The bureau hasn’t provided DHL with the license necessary for carrying out express business in China, nor did it approve any other foreign-funded firm, said the spokesman. China did not promise to open its postal market in its commitment to the WTO. As to whether DHL has violated Chinese laws and regulations by founding a place in the field, the bureau said it would keep a close eye on DHL’s business in China.
Although China did not promise to open the postal service, it constitutes just a part of the express market, said insiders. Besides postal service, express includes the delivery of parcels and other items. In fact, DHL opened express service in 50 Chinese cities as early as September, and the recent announcement was believed to be a victory declaration by DHL.
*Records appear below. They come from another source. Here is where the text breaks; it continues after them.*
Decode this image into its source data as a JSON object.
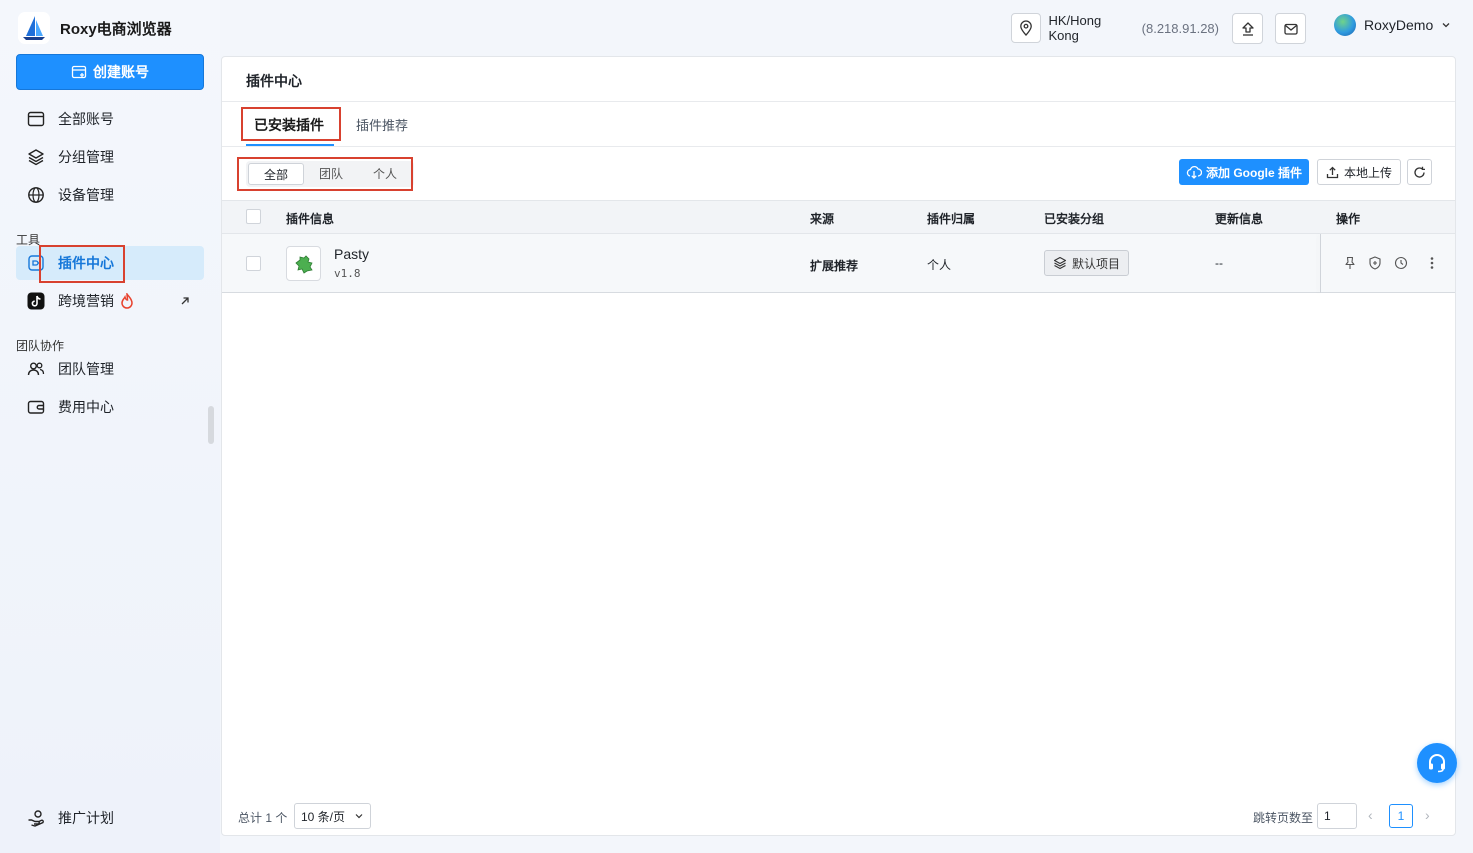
{
  "app": {
    "title": "Roxy电商浏览器"
  },
  "sidebar": {
    "create_button": "创建账号",
    "items_main": [
      {
        "label": "全部账号"
      },
      {
        "label": "分组管理"
      },
      {
        "label": "设备管理"
      }
    ],
    "section_tools": "工具",
    "items_tools": [
      {
        "label": "插件中心",
        "active": true
      },
      {
        "label": "跨境营销"
      }
    ],
    "section_team": "团队协作",
    "items_team": [
      {
        "label": "团队管理"
      },
      {
        "label": "费用中心"
      }
    ],
    "bottom_item": "推广计划"
  },
  "topbar": {
    "location": "HK/Hong Kong",
    "ip": "(8.218.91.28)",
    "username": "RoxyDemo"
  },
  "main": {
    "title": "插件中心",
    "tabs": [
      {
        "label": "已安装插件",
        "active": true
      },
      {
        "label": "插件推荐"
      }
    ],
    "filters": [
      {
        "label": "全部",
        "active": true
      },
      {
        "label": "团队"
      },
      {
        "label": "个人"
      }
    ],
    "buttons": {
      "add_google": "添加 Google 插件",
      "local_upload": "本地上传"
    },
    "table": {
      "headers": [
        "插件信息",
        "来源",
        "插件归属",
        "已安装分组",
        "更新信息",
        "操作"
      ],
      "rows": [
        {
          "name": "Pasty",
          "version": "v1.8",
          "source": "扩展推荐",
          "owner": "个人",
          "group": "默认项目",
          "update": "--"
        }
      ]
    },
    "footer": {
      "total": "总计 1 个",
      "page_size": "10 条/页",
      "jump_label": "跳转页数至",
      "jump_value": "1",
      "current_page": "1"
    }
  },
  "colors": {
    "accent": "#1e90ff",
    "highlight_box": "#d8412f"
  }
}
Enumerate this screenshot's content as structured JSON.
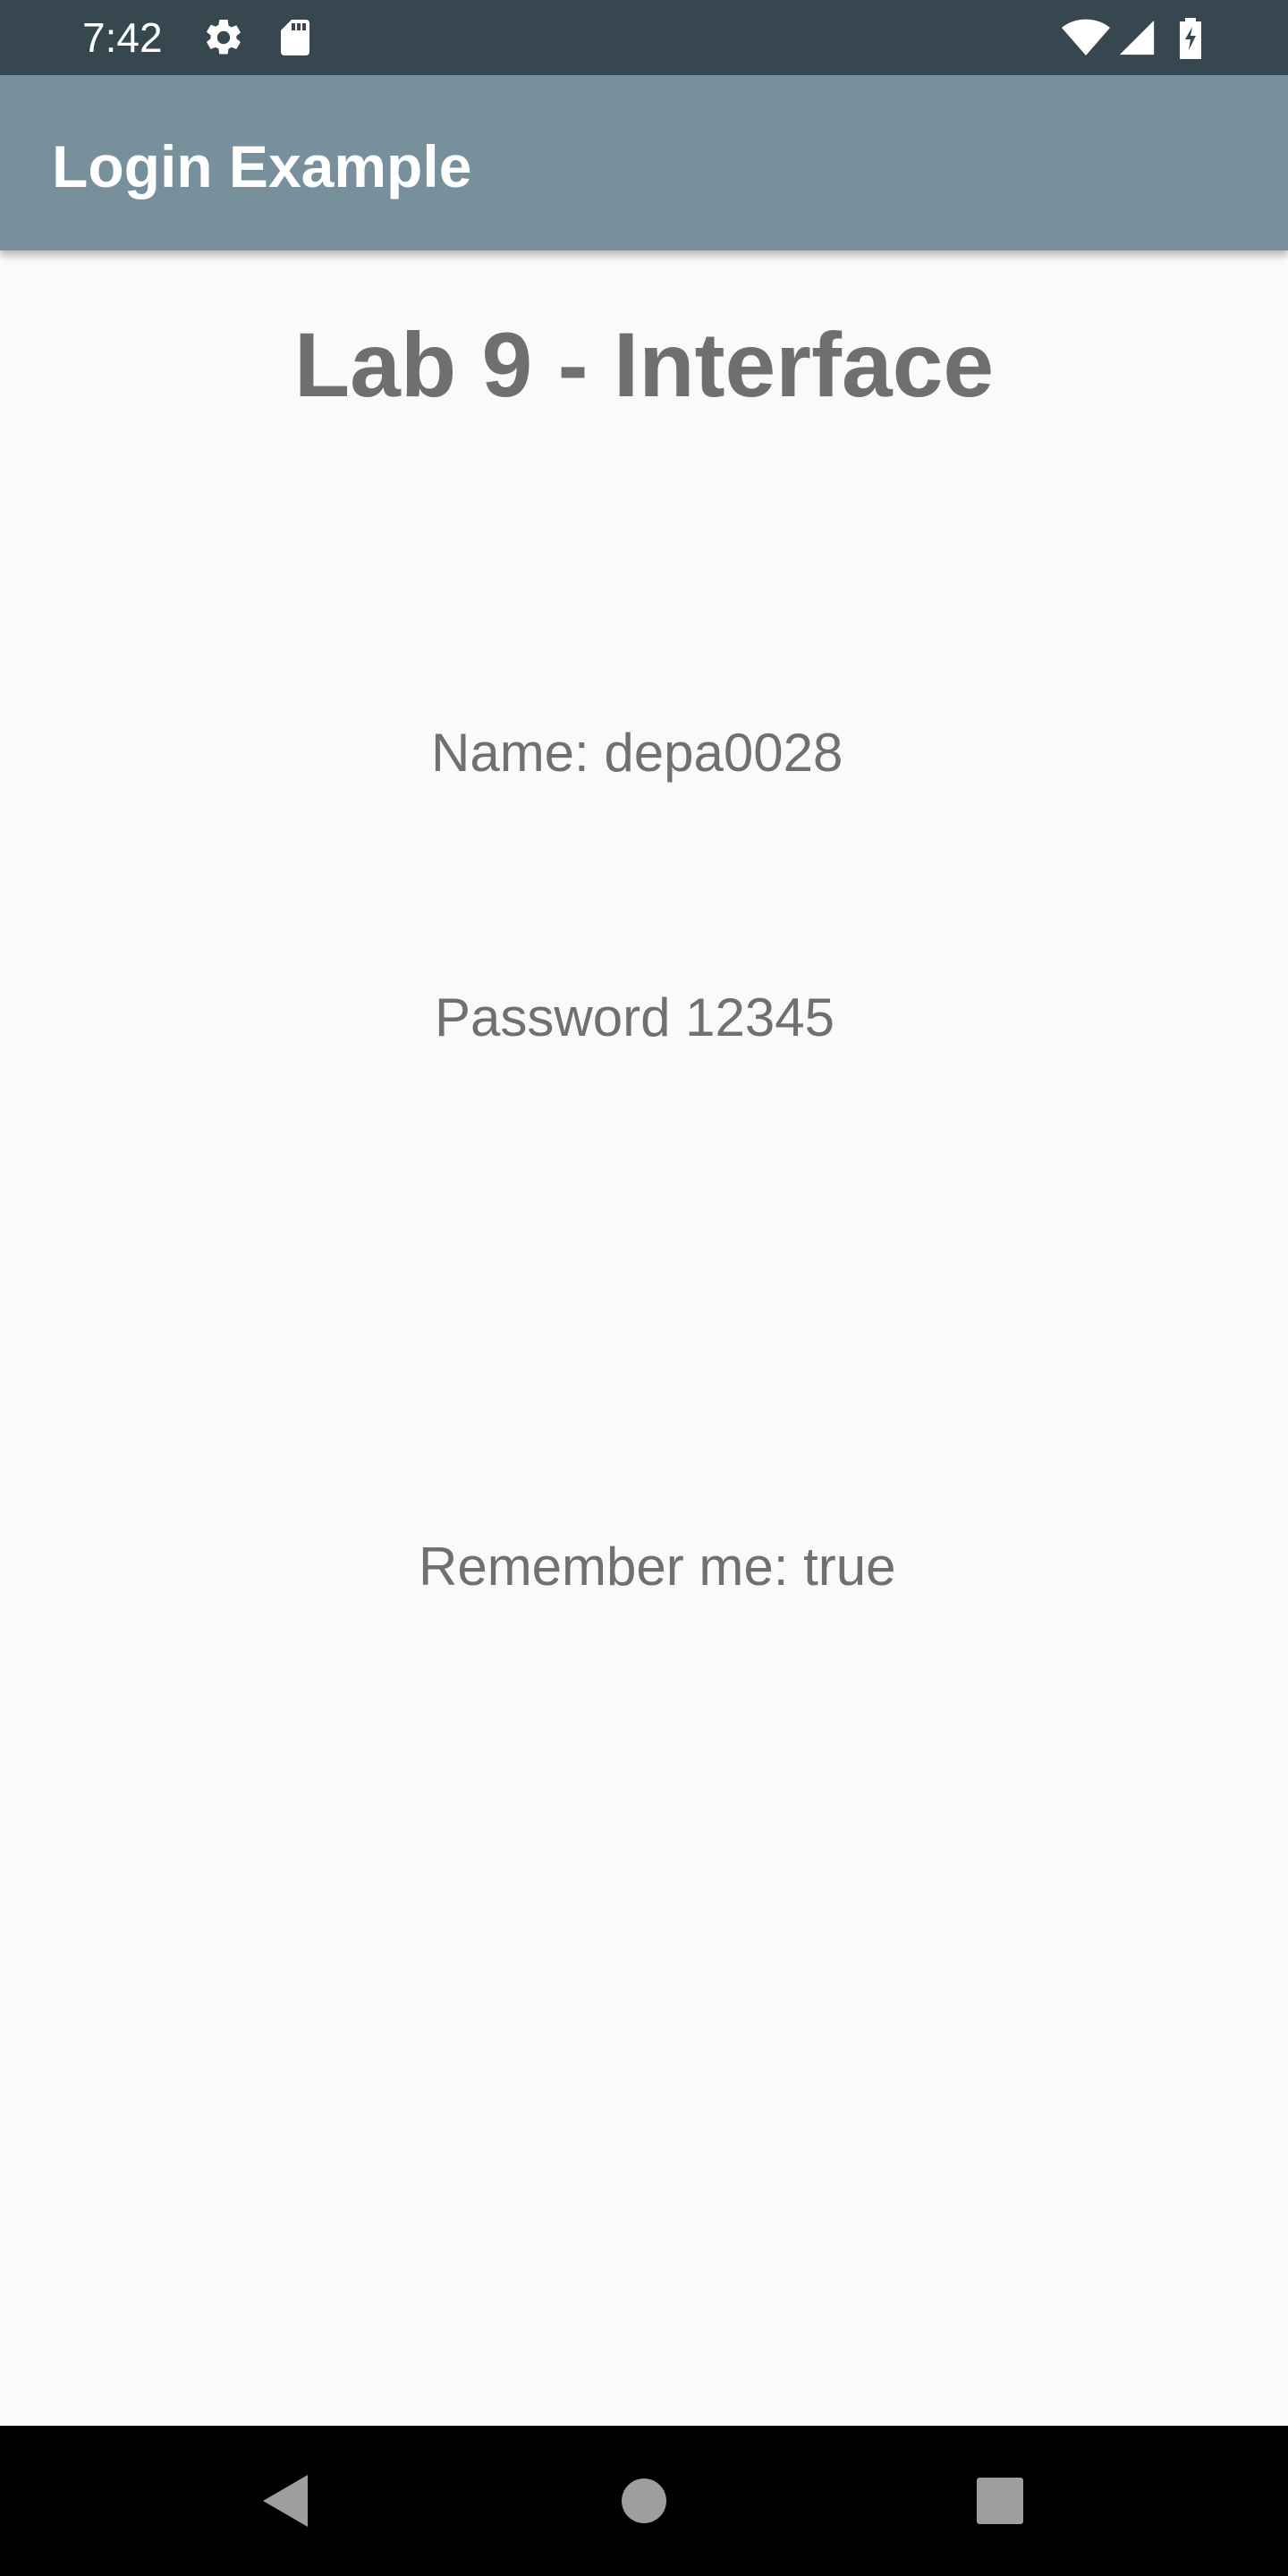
{
  "status_bar": {
    "time": "7:42",
    "icons": [
      "gear-icon",
      "sd-card-icon",
      "wifi-icon",
      "signal-icon",
      "battery-charging-icon"
    ],
    "background": "#37474f"
  },
  "app_bar": {
    "title": "Login Example",
    "background": "#78909c"
  },
  "content": {
    "heading": "Lab 9 - Interface",
    "name_line": "Name: depa0028",
    "password_line": "Password 12345",
    "remember_line": "Remember me: true"
  },
  "nav_bar": {
    "buttons": [
      "back-icon",
      "home-icon",
      "recents-icon"
    ]
  }
}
The State Post Bureau is not the only player in the domestic express market. Apart from private firms, FedEx, TNT and other logistics multinationals have long set foot in the market; FedEx teamed up DTW Express in the mainland business, while the latter borrowed the network of FebEx for International delivery; TNT established strategic partnership with the post bureau and founded a joint venture with the less famous Mach++ Express.
Express service is growing at 30% each year in China, luring more and more logistics giants to seize a slice of the pie. China will open its express market to exclusive foreign- funded companies in 2005, according to its WTO commitment.
However there is no clear regulation for Sino-foreign joint ventures, a loophole that DHL has taken full advantage of. The five-billion-yuan express market is a tempting pie for all delivery giants, who are increasing their investment and offering new services at an unprecedented speed. The four express giants – DHL, FedEx, UPS and TNT all designed their strategy for the Chinese market.
The Chinese benefited from the service of express multinationals. Besides door-to-door service, accurate timetable, advance, cash-on-delivery, third party payment and other services, foreign express companies are sharpening their competitive edge by applying information technology in delivery service.
Airfreight will increase 6%-7% in the next 10-20 years, while express service will double that figure to 12-14%, said insiders. The Chinese market will post some 15% annual growth and become the fastest growing region in the world.
International express giants are adding up pressure on Chinese companies. EMS, which used to be the largest player of the Chinese market, is losing its domestic shares by 4% each year, meanwhile its shares in the International market has dropped to 40% from the peak 97%. Meanwhile, the four giants of DHL, FedEx, UPS and TNT have maintained a 20% revenue growth.
While foreign express companies have broken the monopoly and introduced competition, they also triggered a reform in the express industry, said experts. For example, EMS launched a series of new services since last year, including the opening of China Post Air Express Network, dedicating more airlines and increasing delivery speed.